On occasion, I'll come across a PHP powered site, some are popular, some are sites that I am visiting for a first time. But what I'm talking about here is when PHP is down on a server. This gives people access to your whole sourcecode - maybe you can protect some files with htaccess (just have index in root, all config files etc... in a folder with htaccess protection so you can't download the files - I haven't tried this but I'm pretty positive it will work), but another method is to place all important PHP files below the root. A lot of people forget that this is possible, and it's a nice secure way to protect your application and your userbase/database. It may be a small tip but if you want to protect your code & database details, this is a good method.

I'm thinking if PHP fails then just hit the power button, because something has gone terribly wrong with your server.

__________________
Dingo Web Systems > http://www.dingocode.com
My Website > http://www.evanbot.com

Indeed - but you can't always do this immediately when it happens. It's just a precaution.

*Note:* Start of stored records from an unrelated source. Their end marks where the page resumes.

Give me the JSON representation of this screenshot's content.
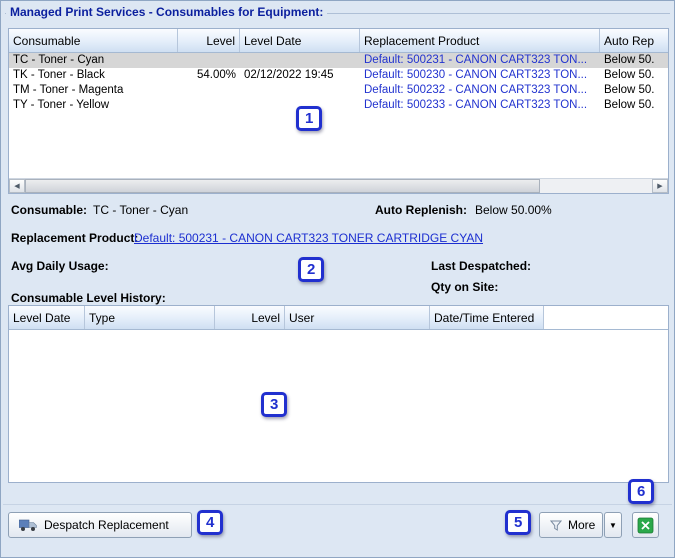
{
  "title": "Managed Print Services - Consumables for Equipment:",
  "consumables_table": {
    "columns": [
      "Consumable",
      "Level",
      "Level Date",
      "Replacement Product",
      "Auto Rep"
    ],
    "rows": [
      {
        "consumable": "TC - Toner - Cyan",
        "level": "",
        "level_date": "",
        "replacement": "Default: 500231 - CANON CART323 TON...",
        "auto_replenish": "Below 50."
      },
      {
        "consumable": "TK - Toner - Black",
        "level": "54.00%",
        "level_date": "02/12/2022 19:45",
        "replacement": "Default: 500230 - CANON CART323 TON...",
        "auto_replenish": "Below 50."
      },
      {
        "consumable": "TM - Toner - Magenta",
        "level": "",
        "level_date": "",
        "replacement": "Default: 500232 - CANON CART323 TON...",
        "auto_replenish": "Below 50."
      },
      {
        "consumable": "TY - Toner - Yellow",
        "level": "",
        "level_date": "",
        "replacement": "Default: 500233 - CANON CART323 TON...",
        "auto_replenish": "Below 50."
      }
    ]
  },
  "details": {
    "consumable_label": "Consumable:",
    "consumable_value": "TC - Toner - Cyan",
    "auto_replenish_label": "Auto Replenish:",
    "auto_replenish_value": "Below 50.00%",
    "replacement_product_label": "Replacement Product:",
    "replacement_product_link": "Default: 500231 - CANON CART323 TONER CARTRIDGE CYAN",
    "avg_daily_usage_label": "Avg Daily Usage:",
    "last_despatched_label": "Last Despatched:",
    "qty_on_site_label": "Qty on Site:"
  },
  "history": {
    "label": "Consumable Level History:",
    "columns": [
      "Level Date",
      "Type",
      "Level",
      "User",
      "Date/Time Entered"
    ]
  },
  "footer": {
    "despatch_label": "Despatch Replacement",
    "more_label": "More"
  },
  "icons": {
    "scroll_left": "◀",
    "scroll_right": "▶",
    "dropdown": "▼"
  },
  "annotations": [
    "1",
    "2",
    "3",
    "4",
    "5",
    "6"
  ]
}
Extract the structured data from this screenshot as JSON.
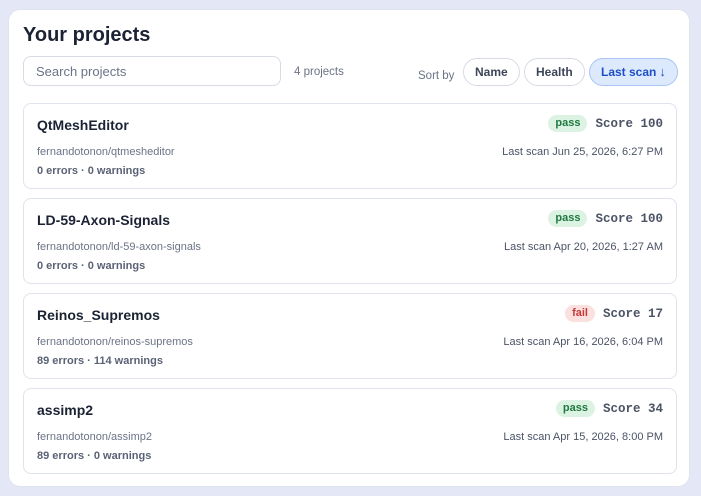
{
  "header": {
    "title": "Your projects"
  },
  "search": {
    "placeholder": "Search projects",
    "value": ""
  },
  "count_label": "4 projects",
  "sort": {
    "label": "Sort by",
    "options": [
      {
        "label": "Name",
        "active": false
      },
      {
        "label": "Health",
        "active": false
      },
      {
        "label": "Last scan",
        "active": true,
        "direction_glyph": "↓"
      }
    ]
  },
  "status_colors": {
    "pass_bg": "#dcf2e3",
    "pass_text": "#1f7a3f",
    "fail_bg": "#fbe0e0",
    "fail_text": "#c53a3a",
    "accent": "#1d4fc4"
  },
  "projects": [
    {
      "name": "QtMeshEditor",
      "status": "pass",
      "score": "Score 100",
      "path": "fernandotonon/qtmesheditor",
      "last_scan": "Last scan Jun 25, 2026, 6:27 PM",
      "issues": "0 errors · 0 warnings"
    },
    {
      "name": "LD-59-Axon-Signals",
      "status": "pass",
      "score": "Score 100",
      "path": "fernandotonon/ld-59-axon-signals",
      "last_scan": "Last scan Apr 20, 2026, 1:27 AM",
      "issues": "0 errors · 0 warnings"
    },
    {
      "name": "Reinos_Supremos",
      "status": "fail",
      "score": "Score 17",
      "path": "fernandotonon/reinos-supremos",
      "last_scan": "Last scan Apr 16, 2026, 6:04 PM",
      "issues": "89 errors · 114 warnings"
    },
    {
      "name": "assimp2",
      "status": "pass",
      "score": "Score 34",
      "path": "fernandotonon/assimp2",
      "last_scan": "Last scan Apr 15, 2026, 8:00 PM",
      "issues": "89 errors · 0 warnings"
    }
  ]
}
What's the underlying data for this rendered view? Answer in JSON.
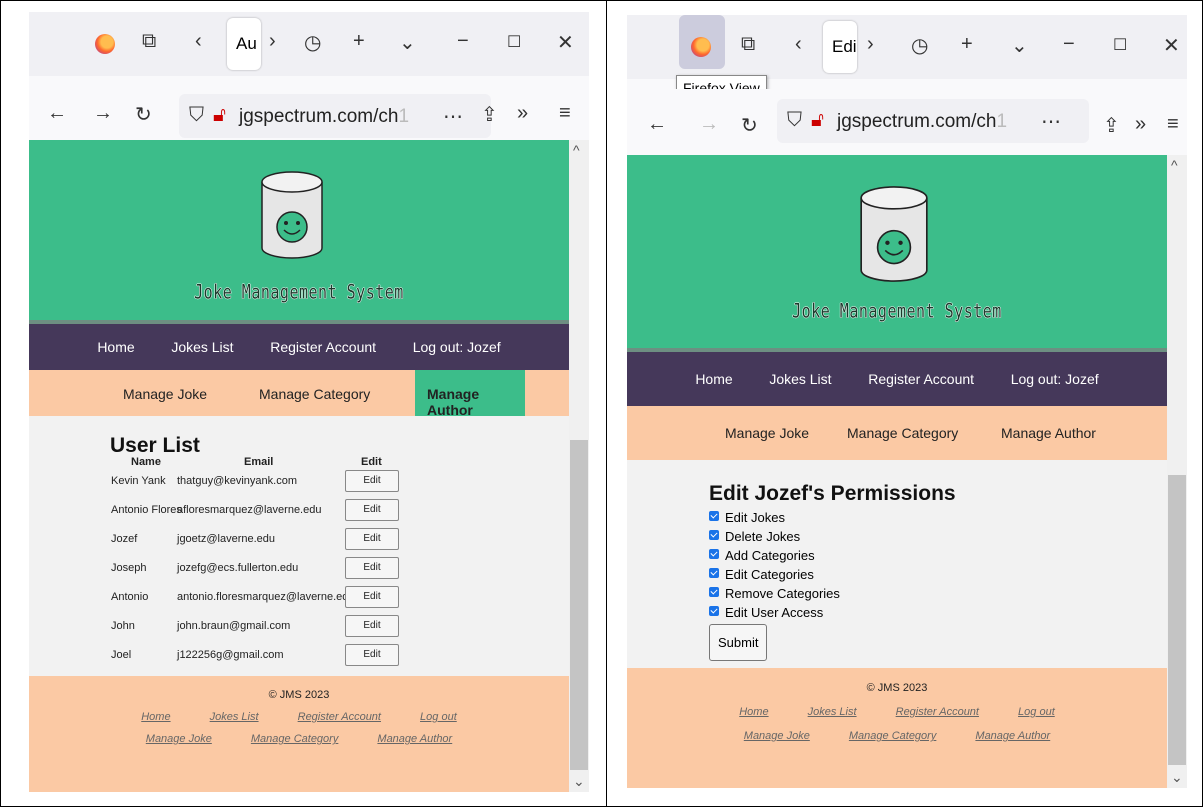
{
  "left": {
    "tab_title": "Au",
    "url_main": "jgspectrum.com/ch",
    "url_fade": "1",
    "site_title": "Joke Management System",
    "nav": [
      "Home",
      "Jokes List",
      "Register Account",
      "Log out: Jozef"
    ],
    "subnav": [
      "Manage Joke",
      "Manage Category",
      "Manage Author"
    ],
    "page_heading": "User List",
    "columns": [
      "Name",
      "Email",
      "Edit"
    ],
    "users": [
      {
        "name": "Kevin Yank",
        "email": "thatguy@kevinyank.com",
        "edit": "Edit"
      },
      {
        "name": "Antonio Flores",
        "email": "afloresmarquez@laverne.edu",
        "edit": "Edit"
      },
      {
        "name": "Jozef",
        "email": "jgoetz@laverne.edu",
        "edit": "Edit"
      },
      {
        "name": "Joseph",
        "email": "jozefg@ecs.fullerton.edu",
        "edit": "Edit"
      },
      {
        "name": "Antonio",
        "email": "antonio.floresmarquez@laverne.edu",
        "edit": "Edit"
      },
      {
        "name": "John",
        "email": "john.braun@gmail.com",
        "edit": "Edit"
      },
      {
        "name": "Joel",
        "email": "j122256g@gmail.com",
        "edit": "Edit"
      }
    ],
    "footer_copy": "© JMS 2023",
    "footer_links_1": [
      "Home",
      "Jokes List",
      "Register Account",
      "Log out"
    ],
    "footer_links_2": [
      "Manage Joke",
      "Manage Category",
      "Manage Author"
    ]
  },
  "right": {
    "tab_title": "Edi",
    "tooltip": "Firefox View",
    "url_main": "jgspectrum.com/ch",
    "url_fade": "1",
    "site_title": "Joke Management System",
    "nav": [
      "Home",
      "Jokes List",
      "Register Account",
      "Log out: Jozef"
    ],
    "subnav": [
      "Manage Joke",
      "Manage Category",
      "Manage Author"
    ],
    "page_heading": "Edit Jozef's Permissions",
    "permissions": [
      "Edit Jokes",
      "Delete Jokes",
      "Add Categories",
      "Edit Categories",
      "Remove Categories",
      "Edit User Access"
    ],
    "submit_label": "Submit",
    "footer_copy": "© JMS 2023",
    "footer_links_1": [
      "Home",
      "Jokes List",
      "Register Account",
      "Log out"
    ],
    "footer_links_2": [
      "Manage Joke",
      "Manage Category",
      "Manage Author"
    ]
  },
  "colors": {
    "header_green": "#3cbd8a",
    "nav_purple": "#45385a",
    "subnav_peach": "#fbc9a4",
    "content_gray": "#f2f2f2"
  }
}
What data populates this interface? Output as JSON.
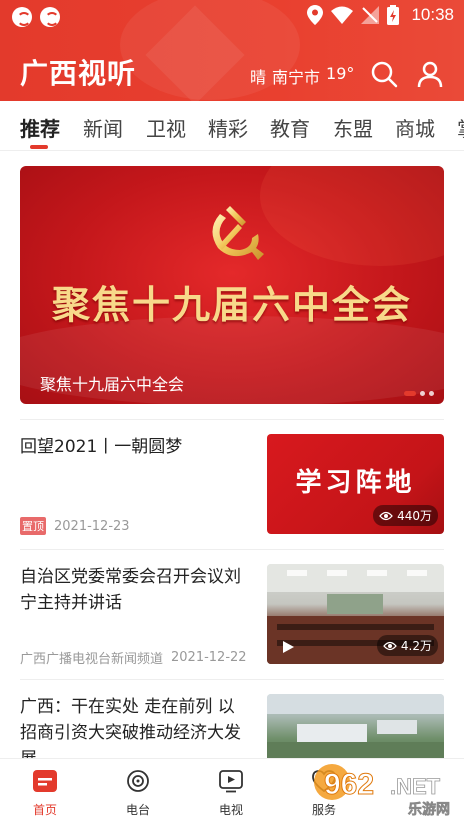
{
  "status_bar": {
    "time": "10:38",
    "icons": [
      "app-circle-icon",
      "app-circle-icon",
      "location-icon",
      "wifi-icon",
      "signal-icon",
      "battery-icon"
    ]
  },
  "header": {
    "app_title": "广西视听",
    "weather": {
      "condition": "晴",
      "city": "南宁市",
      "temperature": "19°"
    },
    "icons": [
      "search-icon",
      "user-icon"
    ]
  },
  "tabs": {
    "items": [
      {
        "label": "推荐",
        "active": true
      },
      {
        "label": "新闻"
      },
      {
        "label": "卫视"
      },
      {
        "label": "精彩"
      },
      {
        "label": "教育"
      },
      {
        "label": "东盟"
      },
      {
        "label": "商城"
      },
      {
        "label": "掌"
      }
    ]
  },
  "banner": {
    "headline": "聚焦十九届六中全会",
    "caption": "聚焦十九届六中全会",
    "slide_count": 3,
    "active_slide": 1
  },
  "articles": [
    {
      "title": "回望2021丨一朝圆梦",
      "badge": "置顶",
      "date": "2021-12-23",
      "thumb_text": "学习阵地",
      "views": "440万"
    },
    {
      "title": "自治区党委常委会召开会议刘宁主持并讲话",
      "source": "广西广播电视台新闻频道",
      "date": "2021-12-22",
      "views": "4.2万",
      "has_play": true
    },
    {
      "title": "广西：干在实处 走在前列 以招商引资大突破推动经济大发展"
    }
  ],
  "bottom_nav": {
    "items": [
      {
        "label": "首页",
        "icon": "home-icon",
        "active": true
      },
      {
        "label": "电台",
        "icon": "radio-icon"
      },
      {
        "label": "电视",
        "icon": "tv-icon"
      },
      {
        "label": "服务",
        "icon": "service-icon"
      }
    ]
  },
  "watermark": {
    "main": "962",
    "domain": ".NET",
    "sub": "乐游网"
  },
  "colors": {
    "brand_red": "#e33a2c",
    "gold_text": "#f8d98a"
  }
}
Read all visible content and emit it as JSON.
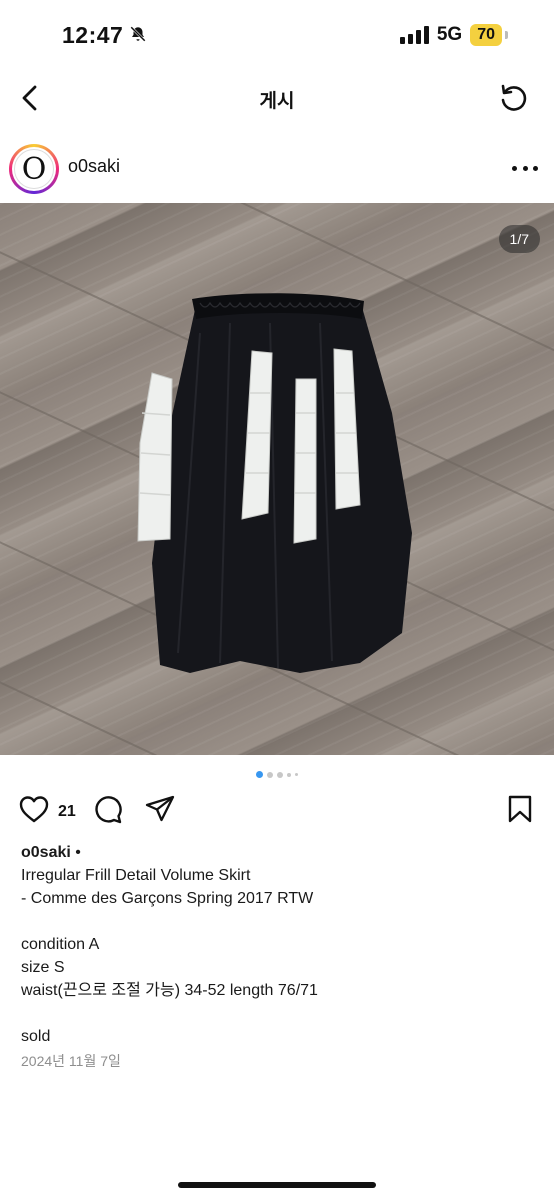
{
  "status": {
    "time": "12:47",
    "network": "5G",
    "battery": "70"
  },
  "nav": {
    "title": "게시"
  },
  "post": {
    "username": "o0saki",
    "avatar_letter": "O",
    "photo_counter": "1/7",
    "like_count": "21",
    "caption": {
      "user": "o0saki",
      "separator": " •",
      "lines": [
        "Irregular Frill Detail Volume Skirt",
        "- Comme des Garçons Spring 2017 RTW",
        "",
        "condition A",
        "size S",
        "waist(끈으로 조절 가능) 34-52 length 76/71",
        "",
        "sold"
      ],
      "date": "2024년 11월 7일"
    }
  },
  "icons": {
    "back": "chevron-left-icon",
    "refresh": "refresh-icon",
    "more": "more-dots-icon",
    "like": "heart-icon",
    "comment": "comment-icon",
    "share": "send-icon",
    "save": "bookmark-icon",
    "mute": "bell-slash-icon"
  },
  "colors": {
    "battery": "#f4d03f",
    "active_dot": "#3897f0",
    "inactive_dot": "#c7c7c7",
    "skirt": "#15161b",
    "frill": "#eef0ee"
  }
}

If PHP hits a bug and PHP isn't rendered, it won't be displayed... Sometimes firefox gives you the php tags... But I don't know what the point you are wanting to make. Cause if you put your functions two directories deep, and PHP fails and the php tags are shown, you will get:
so you're SOL anyhow. If somebody really wants to grab your stuff, there are (or used to be) extensions that stop the php from executing. Then the only thing you can do is hope you chmod'ed that directory.

__________________
Ryan | Blog | Twitter

Crap, I always forget about chmod!

I use ionCube encoder to hide my PHP code.